Formou-se em filosofia e antropologia. Ele então, lecionou em escolas de engenharia na França, mas também no exterior, principalmente na Alemanha e nos Estados Unidos, onde foi professor visitante em Harvard.
Foi um dos primeiros intelectuais a perceber a importância do pensamento ecológico.
No entanto, foi reconhecido acima de tudo no mundo anglo-saxão e vários de seus trabalhos foram publicados pela primeira vez em inglês.

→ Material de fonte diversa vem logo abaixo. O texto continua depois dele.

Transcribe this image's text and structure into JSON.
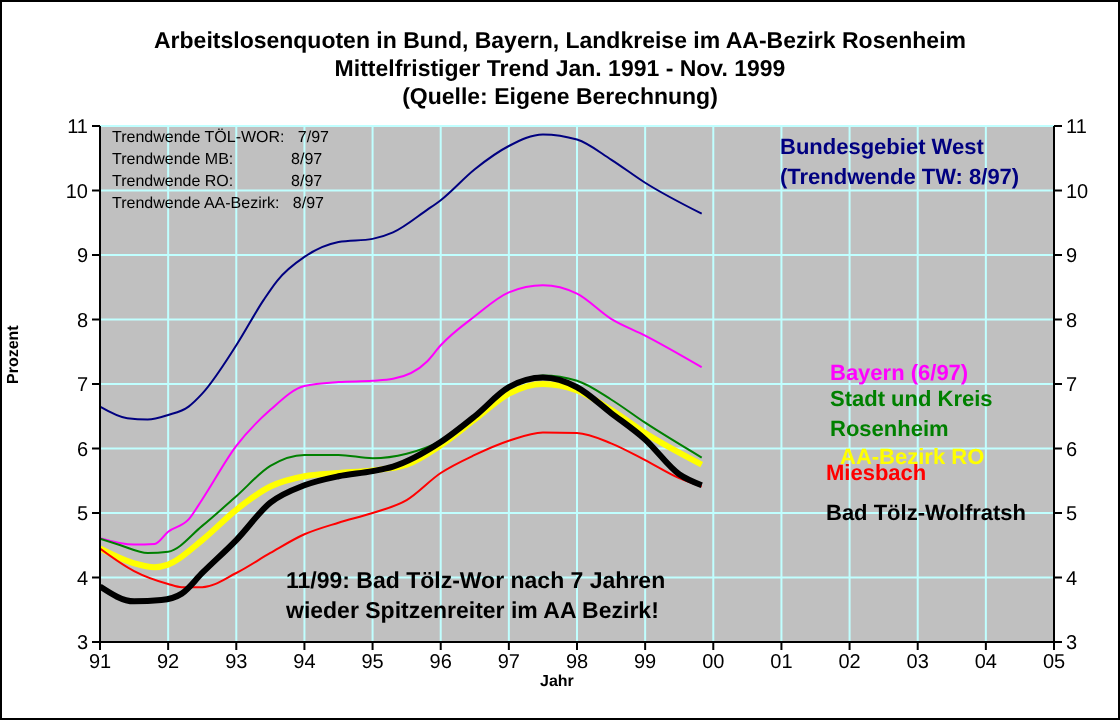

O conjunto de sua obra recebeu o Prêmio Holberg em 2013 e o Prêmio Kyoto em 2021. Foi considerado "criativo, bem-humorado e imprevisível", segundo o júri do Prêmio Holberg de Ciências Sociais.
O intelectual interessava-se, entre outros, por questões de gestão e organização de pesquisa e, em geral, pela forma como a sociedade produz valores e verdades.
Capitalismo cavou sua própria sepulturaEm 2021, ele disse à AFP que as mudanças climáticas e a crise da pandemia revelaram uma luta entre "classes geossociais".
O capitalismo cavou sua própria sepultura. Agora trata-se de repará-la. Bruno Latour
Ele resumiu seu trabalho para o público em geral em algumas de suas obras e ampliou seu público com ensaios sobre política.
Num ensaio, defendeu a hipótese segundo a qual "há cinquenta anos não entendemos nada sobre posições políticas, se não dermos um lugar central à questão do clima e sua negação".
"É como se grande parte das classes dominantes tivesse chegado à conclusão de que não haveria mais espaço na Terra para eles e para o resto de seus habitantes. Isso explicaria a explosão das desigualdades, o grau de desregulamentação, críticas à globalização e, sobretudo, o desejo desesperado de voltar às velhas proteções do Estado nacional", segundo ele.